Adversarial Machine Learning: from Models to Practice
Machine learning (ML) techniques are increasingly used in a broad array of high-stakes applications, including cybersecurity and autonomous driving. However, ML models are often susceptible to adversarial example attacks, in which an adversary makes changes to the input in order to cause misclassification; for example, an adversary may modify malware in order for it to bypass ML-based malware detectors. A conventional approach to evaluate ML robustness to such attacks, as well as to design robust ML, is by considering simplified feature-space models of attacks, where the attacker changes ML features directly to effect misclassification, while minimizing or constraining the magnitude of this change; we term methods for making ML robust against such attacks simply as “Robust ML”. We investigate the effectiveness of “Robust ML” in the face of realizable attacks. What constitutes realizable attacks varies by application. We consider two settings: PDF malware detection and image classification. In malware detection, a realizable attack involves modifying actual malware, while preserving malicious functionality in the process. In image classification, realizable attacks (also known as physical attacks) are those that are possible to implement in the physical space without raising undue suspicion.

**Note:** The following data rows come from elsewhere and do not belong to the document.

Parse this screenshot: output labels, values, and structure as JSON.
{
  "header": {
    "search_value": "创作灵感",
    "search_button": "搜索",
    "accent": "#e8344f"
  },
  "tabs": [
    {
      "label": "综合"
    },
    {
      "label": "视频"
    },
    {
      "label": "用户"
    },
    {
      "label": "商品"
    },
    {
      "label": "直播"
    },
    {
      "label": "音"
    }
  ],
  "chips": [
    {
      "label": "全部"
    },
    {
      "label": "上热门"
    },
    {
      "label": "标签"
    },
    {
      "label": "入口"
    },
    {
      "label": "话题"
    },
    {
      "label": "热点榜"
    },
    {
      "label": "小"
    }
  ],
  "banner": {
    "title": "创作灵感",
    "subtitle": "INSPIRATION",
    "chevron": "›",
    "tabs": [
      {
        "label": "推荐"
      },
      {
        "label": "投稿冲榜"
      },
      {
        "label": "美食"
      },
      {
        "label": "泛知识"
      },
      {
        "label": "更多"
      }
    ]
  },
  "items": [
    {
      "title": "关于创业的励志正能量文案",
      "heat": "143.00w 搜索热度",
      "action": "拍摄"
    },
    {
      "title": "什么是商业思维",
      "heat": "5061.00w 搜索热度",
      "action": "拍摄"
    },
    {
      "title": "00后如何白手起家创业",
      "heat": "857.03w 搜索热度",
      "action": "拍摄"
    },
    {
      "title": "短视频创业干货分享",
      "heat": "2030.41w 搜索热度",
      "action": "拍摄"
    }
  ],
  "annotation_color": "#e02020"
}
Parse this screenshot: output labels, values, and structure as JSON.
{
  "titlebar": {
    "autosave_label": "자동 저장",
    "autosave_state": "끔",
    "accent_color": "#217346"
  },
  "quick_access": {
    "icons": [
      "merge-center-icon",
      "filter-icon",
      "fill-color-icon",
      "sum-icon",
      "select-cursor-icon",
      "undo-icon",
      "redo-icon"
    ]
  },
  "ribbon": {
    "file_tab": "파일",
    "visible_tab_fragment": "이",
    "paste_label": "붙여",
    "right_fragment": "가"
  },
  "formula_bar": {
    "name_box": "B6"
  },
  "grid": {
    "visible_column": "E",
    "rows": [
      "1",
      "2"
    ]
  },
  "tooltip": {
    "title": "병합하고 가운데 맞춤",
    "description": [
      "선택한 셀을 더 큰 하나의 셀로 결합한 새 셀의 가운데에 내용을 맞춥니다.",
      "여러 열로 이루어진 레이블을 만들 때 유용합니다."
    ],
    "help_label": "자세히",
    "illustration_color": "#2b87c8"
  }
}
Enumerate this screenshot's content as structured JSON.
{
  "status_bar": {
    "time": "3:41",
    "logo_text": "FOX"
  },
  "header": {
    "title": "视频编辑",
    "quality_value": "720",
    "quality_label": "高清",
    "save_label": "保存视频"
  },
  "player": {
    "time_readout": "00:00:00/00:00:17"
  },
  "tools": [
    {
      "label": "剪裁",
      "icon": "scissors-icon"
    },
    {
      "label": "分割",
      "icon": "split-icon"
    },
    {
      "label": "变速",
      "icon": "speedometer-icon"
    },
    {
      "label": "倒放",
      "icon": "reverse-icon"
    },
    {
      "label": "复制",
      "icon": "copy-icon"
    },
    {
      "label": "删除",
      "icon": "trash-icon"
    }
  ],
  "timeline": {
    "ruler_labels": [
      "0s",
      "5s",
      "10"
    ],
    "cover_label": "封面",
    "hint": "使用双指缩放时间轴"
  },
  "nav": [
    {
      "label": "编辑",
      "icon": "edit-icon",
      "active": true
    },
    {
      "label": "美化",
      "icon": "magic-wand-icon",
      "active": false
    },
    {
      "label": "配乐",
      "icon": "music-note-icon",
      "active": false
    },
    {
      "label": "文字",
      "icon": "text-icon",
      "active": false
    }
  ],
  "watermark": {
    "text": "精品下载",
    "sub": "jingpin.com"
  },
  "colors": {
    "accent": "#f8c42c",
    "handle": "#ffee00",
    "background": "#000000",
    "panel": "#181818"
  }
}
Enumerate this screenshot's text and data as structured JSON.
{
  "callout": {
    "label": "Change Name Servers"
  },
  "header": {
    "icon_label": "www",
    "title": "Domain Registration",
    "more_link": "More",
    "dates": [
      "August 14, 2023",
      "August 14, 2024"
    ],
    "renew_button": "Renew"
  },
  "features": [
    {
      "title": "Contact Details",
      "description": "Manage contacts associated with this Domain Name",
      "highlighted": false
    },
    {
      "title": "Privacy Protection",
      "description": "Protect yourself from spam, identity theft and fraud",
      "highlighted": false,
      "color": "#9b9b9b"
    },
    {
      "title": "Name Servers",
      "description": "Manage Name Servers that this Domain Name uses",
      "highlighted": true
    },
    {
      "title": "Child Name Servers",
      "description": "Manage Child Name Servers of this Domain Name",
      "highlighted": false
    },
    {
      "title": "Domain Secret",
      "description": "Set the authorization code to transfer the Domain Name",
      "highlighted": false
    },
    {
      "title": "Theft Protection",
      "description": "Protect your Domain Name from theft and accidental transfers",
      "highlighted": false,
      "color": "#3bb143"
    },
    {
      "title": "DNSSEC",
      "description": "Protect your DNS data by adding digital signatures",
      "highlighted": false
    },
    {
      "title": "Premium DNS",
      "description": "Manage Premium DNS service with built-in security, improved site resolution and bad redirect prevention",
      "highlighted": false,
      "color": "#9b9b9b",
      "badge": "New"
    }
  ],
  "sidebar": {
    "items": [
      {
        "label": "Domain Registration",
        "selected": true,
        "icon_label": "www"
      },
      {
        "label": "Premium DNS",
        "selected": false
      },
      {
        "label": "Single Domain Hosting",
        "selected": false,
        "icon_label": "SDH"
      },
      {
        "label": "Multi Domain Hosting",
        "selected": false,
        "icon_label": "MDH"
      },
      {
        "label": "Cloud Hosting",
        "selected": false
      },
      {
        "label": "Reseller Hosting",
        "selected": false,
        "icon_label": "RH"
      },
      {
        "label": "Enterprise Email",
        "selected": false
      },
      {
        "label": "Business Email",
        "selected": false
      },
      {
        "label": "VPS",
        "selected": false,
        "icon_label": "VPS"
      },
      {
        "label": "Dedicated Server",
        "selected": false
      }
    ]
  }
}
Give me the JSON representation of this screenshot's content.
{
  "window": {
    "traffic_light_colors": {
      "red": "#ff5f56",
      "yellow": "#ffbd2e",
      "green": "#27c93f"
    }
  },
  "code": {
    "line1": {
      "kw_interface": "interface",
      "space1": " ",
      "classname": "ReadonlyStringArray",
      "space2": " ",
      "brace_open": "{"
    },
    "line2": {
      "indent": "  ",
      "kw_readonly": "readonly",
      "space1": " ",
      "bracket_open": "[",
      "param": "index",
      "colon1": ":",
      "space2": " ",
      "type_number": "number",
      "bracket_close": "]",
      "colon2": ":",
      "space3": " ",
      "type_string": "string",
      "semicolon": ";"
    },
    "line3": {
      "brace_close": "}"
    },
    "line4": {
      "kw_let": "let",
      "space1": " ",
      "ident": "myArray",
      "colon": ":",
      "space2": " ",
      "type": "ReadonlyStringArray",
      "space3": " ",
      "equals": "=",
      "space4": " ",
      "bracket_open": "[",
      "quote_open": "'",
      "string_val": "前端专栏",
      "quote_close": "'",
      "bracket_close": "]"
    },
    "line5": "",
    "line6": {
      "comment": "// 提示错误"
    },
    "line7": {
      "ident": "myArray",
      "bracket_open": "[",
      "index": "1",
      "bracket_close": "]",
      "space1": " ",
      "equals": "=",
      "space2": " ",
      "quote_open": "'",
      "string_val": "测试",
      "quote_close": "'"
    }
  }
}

The first part of the talk will focus on PDF malware detection. First, we demonstrate Robust ML is surprisingly effective in defending against realizable attacks on PDF malware detection. However, we observe two issues: 1) the resulting classifier has a high false positive rate, and 2) robustness is more limited in structure-based detection. Next, we show that augmenting the feature space models with conserved features (those that cannot be unilaterally modified without compromising malicious functionality) significantly improves performance. Finally, we show that feature space models can enable generalized robustness when faced with multiple realizable attacks, as compared to classifiers which are tuned to be robust to a specific realizable attack.
- second part of the talk concerns image classification. First, we evaluate two methods for obtaining Robust ML, adversarial training a la Madry et al. and randomized smoothing, against several high-profile physically realizable attacks. Here, we find that Robust ML provides inadequate defense. Next, we present a novel stylized model, rectangular occlusion attacks, give several simple approaches for computing such attacks, and a defense based on the general adversarial training idea. We show that this approach yields robustness to three distinct physical attacks (adversarial eyeglass frames, stickers on stop signs, adversarial patch) in two unrelated domains (face recognition and traffic sign classification).
Yevgeniy Vorobeychik is an Associate Professor of Computer Science & Engineering at Washington University in St. Louis. Previously, he was an Assistant Professor of Computer Science at Vanderbilt University. Between 2008 and 2010 he was a post-doctoral research associate at the University of Pennsylvania Computer and Information Science department. He received Ph.D. (2008) and M.S.E. (2004) degrees in Computer Science and Engineering from the University of Michigan, and a B.S. degree in Computer Engineering from Northwestern University. His work focuses on game theoretic modeling of security and privacy, adversarial machine learning, algorithmic and behavioral game theory and incentive design, and network science. Dr. Vorobeychik received an NSF CAREER award in 2017, and was invited to give an IJCAI-16 early career spotlight talk. He also received several Best Paper awards, including one of 2017 Best Papers in Health Informatics. He was nominated for the 2008 ACM Doctoral Dissertation Award and received honorable mention for the 2008 IFAAMAS Distinguished Dissertation Award.